A young ex-soldier suffering from PTSD (Matthias Schonaerts) protects a beautiful woman (Diane Kruger) and her child from a brutal home invasion, in this masterfully engineered thriller from director Alice Winocour (Augustine).

Granny's Dancing on the Table*

A young girl living under the heel of her tyrannical religious zealot father in the depths of the Swedish forests finds strength in the memory of her rebellious grandmother, in the searing new feature from director Hanna Sköld.

A Tale of Three Cities*

Based on the incredible true story of superstar Jackie Chan’s parents, this epic spans the period from the Second Sino-Japanese War to the beginning of the Mao era as it follows the romance of a former spy and a drug-smuggling young widow as they struggle to survive in a country devastated by war and famine.

Journey to the Shore

A young widow undertakes an elegiac voyage with the spectre of her dead husband, in this delicate, touching ghost story from Japanese master Kiyoshi Kurosawa (Tokyo Sonata, Pulse).

Campo Grande*

A wealthy middle-aged woman unexpectedly finds herself caring for two impoverished young siblings, in this subtle, touching and sincere study of class disparity from Brazilian filmmaker Sandra Kogut.

Films I'm Not Seeing

Stonewall is premiering at TIFF. I hope to be part of a protest or action instead of attending. Any film about Stonewall needs to be centered around trans people-of-color. Not a white cis-gendered boy from Iowa.

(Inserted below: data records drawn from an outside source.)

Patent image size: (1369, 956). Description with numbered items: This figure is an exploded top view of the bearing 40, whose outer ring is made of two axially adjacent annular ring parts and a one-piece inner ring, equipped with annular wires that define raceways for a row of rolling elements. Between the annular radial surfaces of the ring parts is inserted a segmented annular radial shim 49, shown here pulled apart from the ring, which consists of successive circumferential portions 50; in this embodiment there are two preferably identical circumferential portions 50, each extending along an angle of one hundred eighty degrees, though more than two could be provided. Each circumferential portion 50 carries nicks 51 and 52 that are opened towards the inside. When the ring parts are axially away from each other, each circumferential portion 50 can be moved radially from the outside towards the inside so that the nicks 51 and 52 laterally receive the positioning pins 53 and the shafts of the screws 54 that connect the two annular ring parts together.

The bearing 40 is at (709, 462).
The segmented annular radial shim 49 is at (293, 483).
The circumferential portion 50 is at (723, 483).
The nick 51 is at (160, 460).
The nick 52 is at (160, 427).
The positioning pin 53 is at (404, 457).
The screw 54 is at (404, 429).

If the director had done the right thing and cast the transgender person in About Ray with a transgender actor, this film would be at the top of my list. Not now that they're getting played by a cisgendered person.

No Men Beyond This Point could be fantastic or fantastically horrible. I'm thinking that when women stop needing men for reproduction, you'll see a whole hell of a lot more bisexual women in the world. And transgender women. And gender queer women. Secret affairs with men would be few and far between.